Pyongyang a intensifié ses programmes d’armements interdits alors que les négociations sont depuis longtemps dans l’impasse, conduisant un nombre record de tests d’armes cette année et revoyant sa législation pour rendre «irréversible» son statut de puissance nucléaire.

Visite de Kamala Harris 

La Corée du Nord a accompagné le voyage à Séoul de Mme Harris de plusieurs tirs de missiles, lançant des missiles balistiques de courte portée dimanche, mercredi et jeudi, quelques heures seulement après le départ de la vice-présidente.

Les États-Unis ont quelque 28 500 soldats en Corée du Sud pour l’aider face à la menace d’une attaque de son voisin du Nord.

Depuis la prise de fonction en mai du président sud-coréen Yoon Suk-yeol, les deux pays ont intensifié leurs exercices conjoints, dont ils soulignent le caractère purement défensif, mais que Pyongyang considère comme des répétitions d’une invasion.

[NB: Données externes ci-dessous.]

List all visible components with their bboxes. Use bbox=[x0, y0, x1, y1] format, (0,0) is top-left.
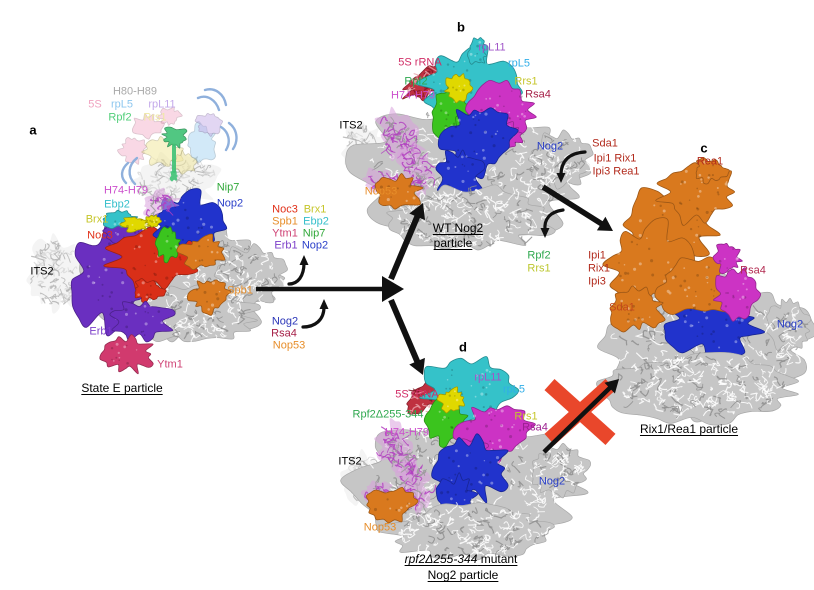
wt-nog2-structure bbox=[341, 37, 594, 251]
release-hook-arrow-mid bbox=[287, 255, 309, 286]
join-hook-arrow-mid bbox=[301, 299, 329, 329]
state-e-structure bbox=[26, 187, 288, 375]
release-hook-arrow-bc bbox=[540, 208, 565, 238]
main-arrow bbox=[256, 276, 404, 302]
red-cross-icon bbox=[544, 379, 616, 445]
branch-arrow-to-b bbox=[388, 203, 426, 281]
rix1-rea1-structure bbox=[596, 156, 814, 426]
join-hook-arrow-bc bbox=[556, 150, 587, 183]
branch-arrow-to-d bbox=[388, 298, 425, 375]
blocked-arrow-d-to-c bbox=[542, 379, 619, 454]
ghost-5s-rnp bbox=[117, 106, 224, 212]
arrow-b-to-c bbox=[541, 184, 613, 231]
mutant-nog2-structure bbox=[340, 356, 591, 561]
motion-arcs-icon bbox=[120, 88, 238, 186]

Peu avant l’arrivée à Séoul de Mme Harris, un porte-avions américain a accosté en Corée du Sud pour effectuer un exercice naval commun, dans une démonstration de force à l’égard de Pyongyang.

«Les tests de missiles balistiques de courte portée par la Corée du Nord sont moins importants qu’un essai nucléaire, mais ils violent tout de même les résolutions du Conseil de sécurité des Nations unies», observe Leif-Eric Easley, professeur à l’Université Ewha de Séoul, ajoutant que le calendrier choisi était «provocateur».

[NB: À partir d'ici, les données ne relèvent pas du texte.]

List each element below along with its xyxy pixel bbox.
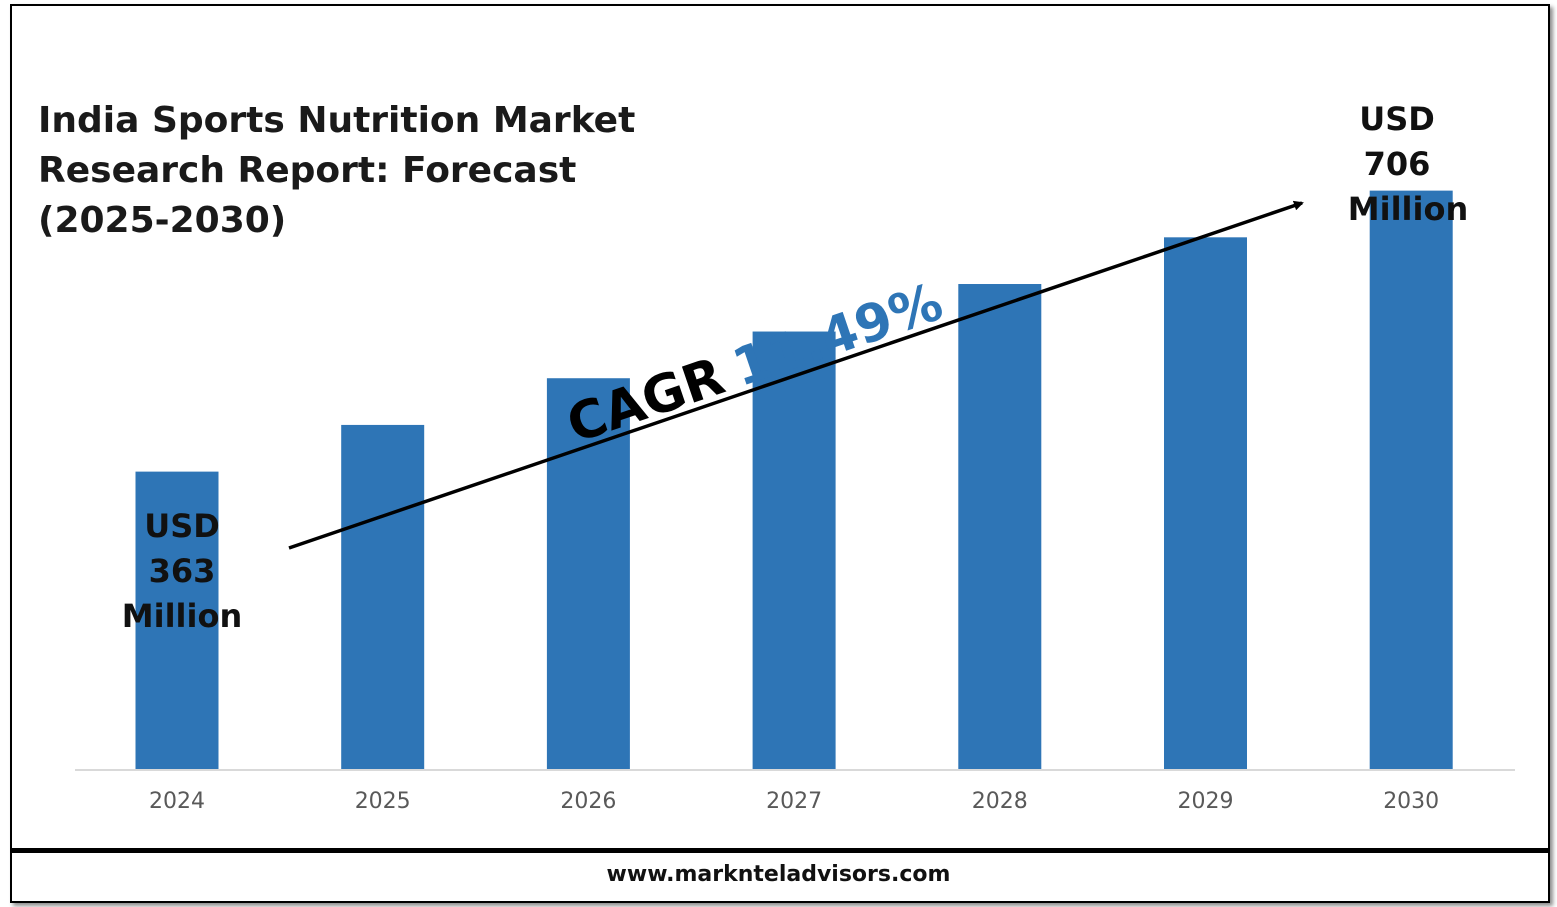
cagr-value: 11.49% xyxy=(726,272,950,399)
bars-group xyxy=(135,190,1453,770)
x-tick-2025: 2025 xyxy=(355,789,411,814)
x-tick-2026: 2026 xyxy=(560,789,616,814)
start-label-value: 363 xyxy=(149,552,216,590)
x-tick-2028: 2028 xyxy=(972,789,1028,814)
chart-title-line-1: India Sports Nutrition Market xyxy=(38,100,635,141)
bar-2024 xyxy=(135,471,219,769)
start-label-unit: Million xyxy=(122,597,242,635)
bar-2025 xyxy=(341,424,425,769)
cagr-label: CAGR xyxy=(560,347,732,456)
end-label-unit: Million xyxy=(1348,190,1468,228)
footer-url[interactable]: www.marknteladvisors.com xyxy=(606,862,951,887)
bar-2027 xyxy=(752,331,836,769)
x-tick-labels: 2024 2025 2026 2027 2028 2029 2030 xyxy=(149,789,1439,814)
bar-2028 xyxy=(958,284,1042,769)
chart-title-line-2: Research Report: Forecast xyxy=(38,150,576,191)
cagr-trend-arrow xyxy=(288,200,1304,550)
x-tick-2030: 2030 xyxy=(1383,789,1439,814)
bar-2030 xyxy=(1369,190,1453,770)
start-label-currency: USD xyxy=(144,507,220,545)
footer-divider xyxy=(10,848,1548,853)
end-label-value: 706 xyxy=(1364,145,1431,183)
x-tick-2024: 2024 xyxy=(149,789,205,814)
bar-2029 xyxy=(1164,237,1247,770)
x-tick-2029: 2029 xyxy=(1178,789,1234,814)
end-label-currency: USD xyxy=(1359,100,1435,138)
x-tick-2027: 2027 xyxy=(766,789,822,814)
chart-title-line-3: (2025-2030) xyxy=(38,200,286,241)
bar-2026 xyxy=(546,378,630,769)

Pyongyang «modernise rapidement ses armes et tire profit d’un monde divisé par la rivalité entre les États-Unis et la Chine et l’annexion par la Russie de nouveaux territoires ukrainiens», ajoute-t-il.

«Les actions de Pyongyang démontrent à nouveau clairement la nécessité pour Washington et Séoul de renforcer leur dissuasion militaire, de durcir les sanctions économiques et d’accroître la coordination [stratégique] avec Tokyo», estime-t-il.

Un nouvel essai nucléaire? 

Des responsables américains et sud-coréens ont averti de manière répétée que le leader nord-coréen Kim Jong Un se préparait à conduire un nouvel essai nucléaire.

Mercredi, les renseignements sud-coréens ont estimé qu’il pourrait avoir lieu entre le prochain congrès du Parti communiste chinois le 16 octobre et les élections de mi-mandat aux États-Unis le 7 novembre.

La Corée du Nord, qui fait l’objet de sanctions de l’ONU pour ses programmes d’armement, cherche généralement à maximiser l’impact géopolitique de ses essais en choisissant le moment qui lui semble le plus opportun.

Le régime isolé a testé des armes nucléaires à six reprises depuis 2006, le plus récent remontant à 2017.